One of the great problems plaguing our nation is the problem of divorce and broken homes. Back in 1900 one in twelve marriages ended in divorce. By 1922 it was one in eight and at the present time it is one in two. What Malachi spoke so many years ago certainly is needed in the day in which we live. What we call divorce God referred to as “putting away” (v.16). Malachi used strong language to emphasize God’s viewpoint on divorce. God said, “I hate divorce“. If God despises something, certainly it shouldn’t be done. However, if He hates divorce, He still loves divorcees.

Application

What the average American couple needs is not a change of partners but a change in the partners.  It has been my job to train our children that it is one partner for life. This must be done by example as well as by teaching. That is why I have taught my children to have written dating standards.

Malachi 2:10– 17 (NET)

10 Do we not all have one father? Did not one God create us? Why do we betray one another, thus making light of the covenant of our ancestors? 11 Judah has become disloyal, and unspeakable sins have been committed in Israel and Jerusalem. For Judah has profaned the holy things that the Lord loves and has turned to a foreign god! 12 May the Lord cut off from the community of Jacob every last person who does this, as well as the person who presents improper offerings to the Lord of Heaven’s Armies!

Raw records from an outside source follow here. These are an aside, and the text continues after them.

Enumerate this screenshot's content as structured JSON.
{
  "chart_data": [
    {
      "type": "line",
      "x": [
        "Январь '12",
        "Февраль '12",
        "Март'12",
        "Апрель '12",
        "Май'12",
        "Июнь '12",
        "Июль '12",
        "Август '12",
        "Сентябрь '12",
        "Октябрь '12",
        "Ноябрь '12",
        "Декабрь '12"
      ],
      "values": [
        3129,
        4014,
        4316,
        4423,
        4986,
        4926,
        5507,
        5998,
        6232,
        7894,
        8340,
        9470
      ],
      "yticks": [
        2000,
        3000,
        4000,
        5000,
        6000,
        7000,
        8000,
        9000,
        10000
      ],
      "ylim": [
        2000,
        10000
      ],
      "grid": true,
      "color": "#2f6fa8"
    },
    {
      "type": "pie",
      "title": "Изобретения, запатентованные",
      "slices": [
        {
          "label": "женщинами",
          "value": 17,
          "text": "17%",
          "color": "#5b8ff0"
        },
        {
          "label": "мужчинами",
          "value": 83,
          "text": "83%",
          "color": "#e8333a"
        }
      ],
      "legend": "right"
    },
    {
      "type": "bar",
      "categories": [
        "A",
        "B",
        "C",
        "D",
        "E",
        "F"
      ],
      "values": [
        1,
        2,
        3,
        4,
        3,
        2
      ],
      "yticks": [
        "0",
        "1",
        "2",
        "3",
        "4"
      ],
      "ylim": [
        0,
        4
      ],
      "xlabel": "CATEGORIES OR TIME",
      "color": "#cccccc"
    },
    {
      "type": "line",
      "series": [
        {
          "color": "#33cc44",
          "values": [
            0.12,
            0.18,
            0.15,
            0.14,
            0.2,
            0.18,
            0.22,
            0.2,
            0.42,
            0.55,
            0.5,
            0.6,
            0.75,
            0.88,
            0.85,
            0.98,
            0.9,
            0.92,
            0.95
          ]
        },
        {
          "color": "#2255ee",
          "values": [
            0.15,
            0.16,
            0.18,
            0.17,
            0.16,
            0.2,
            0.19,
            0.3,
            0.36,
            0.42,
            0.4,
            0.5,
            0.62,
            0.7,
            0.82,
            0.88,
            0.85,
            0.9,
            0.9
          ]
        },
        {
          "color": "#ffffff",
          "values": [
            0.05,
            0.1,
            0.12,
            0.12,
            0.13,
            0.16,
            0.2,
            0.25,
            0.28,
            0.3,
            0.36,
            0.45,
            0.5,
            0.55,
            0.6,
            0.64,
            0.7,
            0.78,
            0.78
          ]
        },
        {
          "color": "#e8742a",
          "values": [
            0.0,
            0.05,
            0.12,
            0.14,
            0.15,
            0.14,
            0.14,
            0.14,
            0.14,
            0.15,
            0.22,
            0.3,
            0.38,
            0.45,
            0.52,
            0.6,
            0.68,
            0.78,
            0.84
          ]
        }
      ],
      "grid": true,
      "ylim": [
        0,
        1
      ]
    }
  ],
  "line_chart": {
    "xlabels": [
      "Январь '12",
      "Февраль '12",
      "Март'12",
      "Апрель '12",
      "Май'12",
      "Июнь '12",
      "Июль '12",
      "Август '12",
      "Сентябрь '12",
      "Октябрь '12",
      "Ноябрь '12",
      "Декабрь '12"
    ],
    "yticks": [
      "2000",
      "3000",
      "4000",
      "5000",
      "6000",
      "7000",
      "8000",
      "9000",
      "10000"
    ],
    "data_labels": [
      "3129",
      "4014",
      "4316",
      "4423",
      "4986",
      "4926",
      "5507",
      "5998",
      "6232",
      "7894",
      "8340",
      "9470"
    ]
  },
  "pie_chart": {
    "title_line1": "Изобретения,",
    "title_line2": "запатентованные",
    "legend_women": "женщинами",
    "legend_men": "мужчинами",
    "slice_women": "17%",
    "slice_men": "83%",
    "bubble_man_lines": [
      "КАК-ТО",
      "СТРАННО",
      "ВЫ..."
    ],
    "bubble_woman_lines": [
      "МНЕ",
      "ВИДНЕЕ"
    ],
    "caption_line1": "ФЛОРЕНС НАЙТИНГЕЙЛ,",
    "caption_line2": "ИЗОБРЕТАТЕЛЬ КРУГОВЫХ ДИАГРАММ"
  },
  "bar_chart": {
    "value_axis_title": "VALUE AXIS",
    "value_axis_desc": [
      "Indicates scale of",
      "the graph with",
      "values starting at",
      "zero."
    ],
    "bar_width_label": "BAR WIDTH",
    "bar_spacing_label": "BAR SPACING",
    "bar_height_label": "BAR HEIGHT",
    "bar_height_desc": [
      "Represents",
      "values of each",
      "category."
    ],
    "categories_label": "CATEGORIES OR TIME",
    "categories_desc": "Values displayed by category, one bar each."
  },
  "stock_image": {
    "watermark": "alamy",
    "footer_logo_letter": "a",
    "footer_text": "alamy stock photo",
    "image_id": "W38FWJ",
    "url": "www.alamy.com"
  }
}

13 You also do this: You cover the altar of the Lord with tears as you weep and groan, because he no longer pays any attention to the offering nor accepts it favorably from you. 14 Yet you ask, “Why?” The Lord is testifying against you on behalf of the wife you married when you were young, to whom you have become unfaithful even though she is your companion and wife by law. 15 No one who has even a small portion of the Spirit in him does this. What did our ancestor do when seeking a child from God? Be attentive, then, to your own spirit, for one should not be disloyal to the wife he took in his youth. 16 “I hate divorce,” says the Lord God of Israel, “and the one who is guilty of violence,” says the Lord of Heaven’s Armies. “Pay attention to your conscience, and do not be unfaithful.”

17 You have wearied the Lord with your words. But you say, “How have we wearied him?” Because you say, “Everyone who does evil is good in the Lord’s opinion, and he delights in them,” or, “Where is the God of justice?”

Illustration: Young Man Proposing to His Girl Friend

  I once heard of a young man who was proposing to his girlfriend. He had the ring in his hand and said: “Sweetheart, I love you so much, I want you to marry me. I don’t have a car like Johnny Green. I don’t have a yacht like him or a house as big as his. I don’t have the money of Johnny Green but I love you with all my heart.” She looked into his eyes and said, “I love you too, sweetheart…but could you tell me more about Johnny Green?” (Lou Nicholes – Missionary/Author).